Son bir haftadır, yani Berat Albayrak istifasından beri Türkiye iktisadı üzerindeki dolar baskısı azaldı; borsa coştu, altında gevşeme yaşandı ve iktisattan hukuka kadar yeni düzenlemelerden kelam edilir oldu.
Berat Albayrak son derece başarısız ve itimat vermeyen bir bakandı lakin tüm problemlerin nedeni de olamaz. Buna inanmak, Albayrak’ın ‘istesek doları düşürürüz’ demesine inanmak kadar büyük bir saflık olur.
O denli bir bahar havası yaratıldı ki, kışa girerken ‘yalancı bahar’ kokuyor. Dışarıdan başlayalım. ABD seçimleri bitti lakin tansiyonun sona ermediği Dışişleri Bakanı’na verilmeyen randevudan muhakkak. Rusya büyük bir sessizlik içerisinde bekliyor.
Aşının bulunduğuna dair bir grup söylentiler çıkmasıyla birlikte altın geriledi; fakat bugün bulunsa sorunun ortadan kalkması en az 3-4 yılı bulur. Şayet hastalık gerçekse, iktisat üzerindeki tesirlerinin bu kadar kolay ortadan kalkıyor olması çok mantıklı değil.

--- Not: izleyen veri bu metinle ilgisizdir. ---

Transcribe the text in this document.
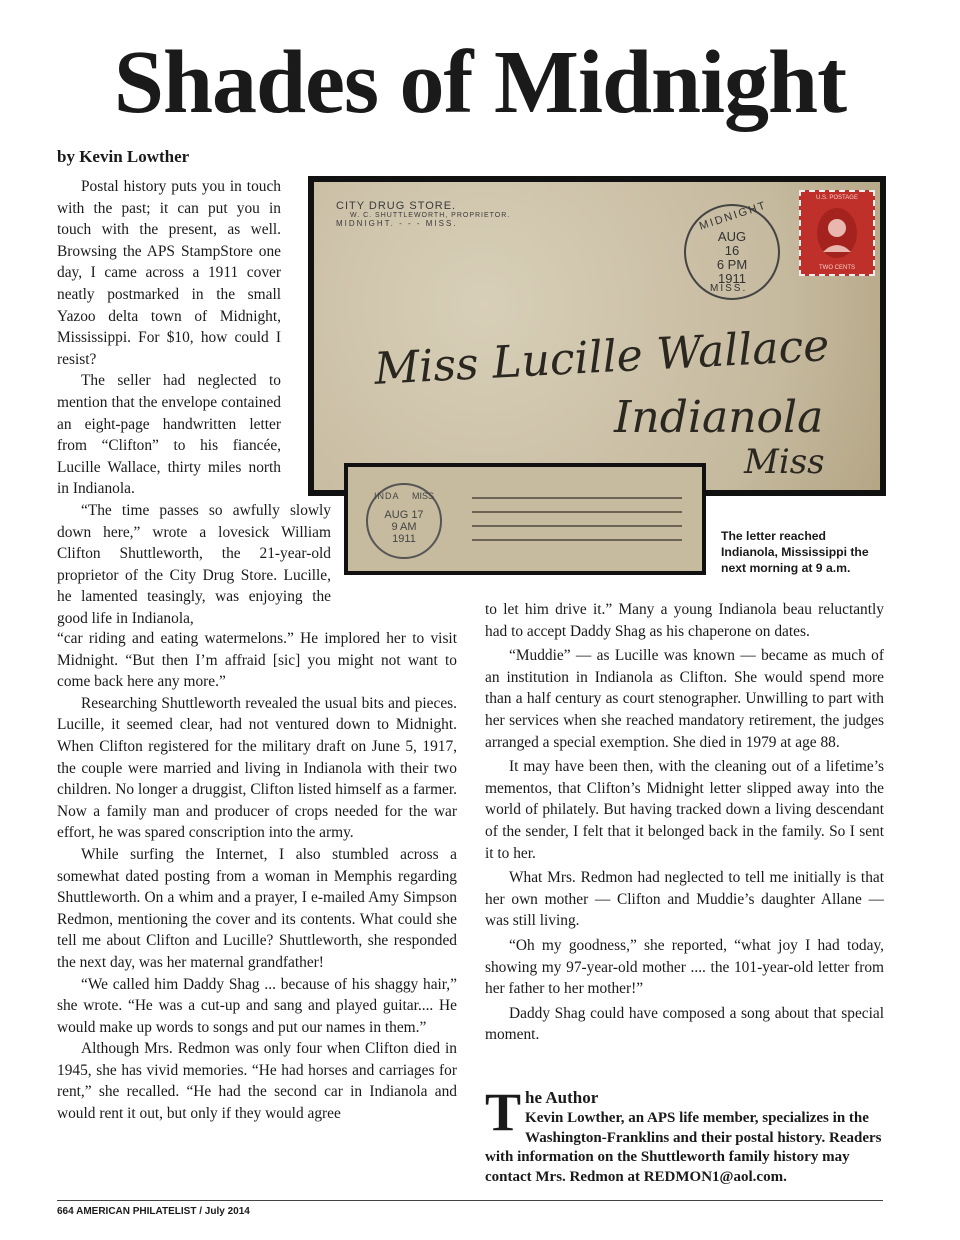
Shades of Midnight
by Kevin Lowther

Postal history puts you in touch with the past; it can put you in touch with the present, as well. Browsing the APS StampStore one day, I came across a 1911 cover neatly postmarked in the small Yazoo delta town of Midnight, Mississippi. For $10, how could I resist?

The seller had neglected to mention that the envelope contained an eight-page handwritten letter from “Clifton” to his fiancée, Lucille Wallace, thirty miles north in Indianola.

“The time passes so awfully slowly down here,” wrote a lovesick William Clifton Shuttleworth, the 21-year-old proprietor of the City Drug Store. Lucille, he lamented teasingly, was enjoying the good life in Indianola,

“car riding and eating watermelons.” He implored her to visit Midnight. “But then I’m affraid [sic] you might not want to come back here any more.”

Researching Shuttleworth revealed the usual bits and pieces. Lucille, it seemed clear, had not ventured down to Midnight. When Clifton registered for the military draft on June 5, 1917, the couple were married and living in Indianola with their two children. No longer a druggist, Clifton listed himself as a farmer. Now a family man and producer of crops needed for the war effort, he was spared conscription into the army.

While surfing the Internet, I also stumbled across a somewhat dated posting from a woman in Memphis regarding Shuttleworth. On a whim and a prayer, I e-mailed Amy Simpson Redmon, mentioning the cover and its contents. What could she tell me about Clifton and Lucille? Shuttleworth, she responded the next day, was her maternal grandfather!

“We called him Daddy Shag ... because of his shaggy hair,” she wrote. “He was a cut-up and sang and played guitar.... He would make up words to songs and put our names in them.”

Although Mrs. Redmon was only four when Clifton died in 1945, she has vivid memories. “He had horses and carriages for rent,” she recalled. “He had the second car in Indianola and would rent it out, but only if they would agree

CITY DRUG STORE.
W. C. SHUTTLEWORTH, PROPRIETOR.
MIDNIGHT. - - - MISS.	MIDNIGHT
AUG
16
6 PM
1911
MISS.
U.S. POSTAGE
TWO CENTS
Miss Lucille Wallace
Indianola
Miss
INDA MISS
AUG 17
9 AM
1911	The letter reached Indianola, Mississippi the next morning at 9 a.m.

to let him drive it.” Many a young Indianola beau reluctantly had to accept Daddy Shag as his chaperone on dates.

“Muddie” — as Lucille was known — became as much of an institution in Indianola as Clifton. She would spend more than a half century as court stenographer. Unwilling to part with her services when she reached mandatory retirement, the judges arranged a special exemption. She died in 1979 at age 88.

It may have been then, with the cleaning out of a lifetime’s mementos, that Clifton’s Midnight letter slipped away into the world of philately. But having tracked down a living descendant of the sender, I felt that it belonged back in the family. So I sent it to her.

What Mrs. Redmon had neglected to tell me initially is that her own mother — Clifton and Muddie’s daughter Allane — was still living.

“Oh my goodness,” she reported, “what joy I had today, showing my 97-year-old mother .... the 101-year-old letter from her father to her mother!”

Daddy Shag could have composed a song about that special moment.

T he Author
Kevin Lowther, an APS life member, specializes in the Washington-Franklins and their postal history. Readers with information on the Shuttleworth family history may contact Mrs. Redmon at REDMON1@aol.com.
664 AMERICAN PHILATELIST / July 2014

Ticaret savaşlarının nasıl şekilleneceği konusunda kimsenin bir fikri yok. Jeopolitik riskler keza aynı… Çıkartılan ya da çıkartılacak teşviklerden kelam ediliyor lakin daha evvelki teşviklerin halka yansımak yerine, finans piyasaları tarafından yutulduğunu biliyoruz.

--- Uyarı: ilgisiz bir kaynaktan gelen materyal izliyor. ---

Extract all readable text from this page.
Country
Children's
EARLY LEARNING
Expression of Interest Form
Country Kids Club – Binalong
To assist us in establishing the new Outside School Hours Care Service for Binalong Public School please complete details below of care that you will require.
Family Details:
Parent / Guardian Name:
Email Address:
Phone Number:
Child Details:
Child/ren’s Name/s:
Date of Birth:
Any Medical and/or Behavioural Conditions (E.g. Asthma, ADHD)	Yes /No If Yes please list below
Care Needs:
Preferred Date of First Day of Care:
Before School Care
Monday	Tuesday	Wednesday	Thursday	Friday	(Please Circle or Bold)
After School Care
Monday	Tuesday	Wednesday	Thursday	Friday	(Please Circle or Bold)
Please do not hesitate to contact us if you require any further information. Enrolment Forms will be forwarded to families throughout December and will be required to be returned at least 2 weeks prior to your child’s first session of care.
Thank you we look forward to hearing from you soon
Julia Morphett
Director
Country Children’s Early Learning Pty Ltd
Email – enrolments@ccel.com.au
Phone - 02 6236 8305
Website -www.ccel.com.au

Dönelim bize… Dolar niçin düştü? Borçluluğumuzda bir azalma mı oldu? Kilogramı 1,09 dolardan ihracat yapmak yerine, kıymeti 2,5 dolarlara mı çıkardık? Birden teğe Türkiye’ye yüksek ve kalıcı bir sermaye akışı mı oldu? Turizm patladı ve gelirler mi arttı?
Ülkedeki adalete yönelik uygulamalardan işsizliğe kadar işler mi düzeldi? Borç / alacak zincirindeki kırılma ortadan mı kalktı? Vatandaşın cebine, firmaların kasasına daha çok para girer oldu da, borç ödeme sıkıntılarındaki riskler mi giderildi?
Gerçek enflasyon açıklandı da, buna nazaran insanlara maaş artırımı mı verildi? Gerçek kesimdeki iş hacmi içte ve dışta arttı da haberimiz mi yok? Tüketici artık daha rahat alışveriş mi yapabiliyor?
Mesela aşı konusundaki çalışmalar umut verirken, buluşu yapanların Türk olmasıyla övünüyoruz fakat niçin Türkiye’de olmadıklarını konuşmuyoruz. Patlamış bir bütçe açığının ‘acı reçete’ telaffuzları ortasında vatandaşa nasıl faturalandırılacağı konusunda ise kimsenin fikri yok.
Cumhurbaşkanı çıktı ve yeni bir sayfadan, yeni bir seferberlikten kelam etti ancak bunun nasıl olacağı konusunda ya da daha evvel defaten ortaya konulan ıslahat, yapılanma üzere telaffuzların sonucunda neler olduğunu ya da olmadığını kimse konuşmadı.
Yeniden birebir şeyi yapıyoruz. Problemleri halının altına süpürüp, hamasetle günü kurtarıyoruz. Lakin nitekim sıkıntılarla yüzleşmekten kaçıyoruz. Bu işin ve yaratılan havanın sonunda tek kazanan olur. O da finansı yönetenler…
Tuncay Turşucu: Borsa ve Dolar’da Haftalık Yorum
FÖŞ sordu: Acı Reçeteyi Kim İçecek ?
Taha Akyol yazdı: Bu sistemde ıslahat mümkün mü?
Dr Ozan Bingöl: ACI REÇETE KİME YAZILMALI?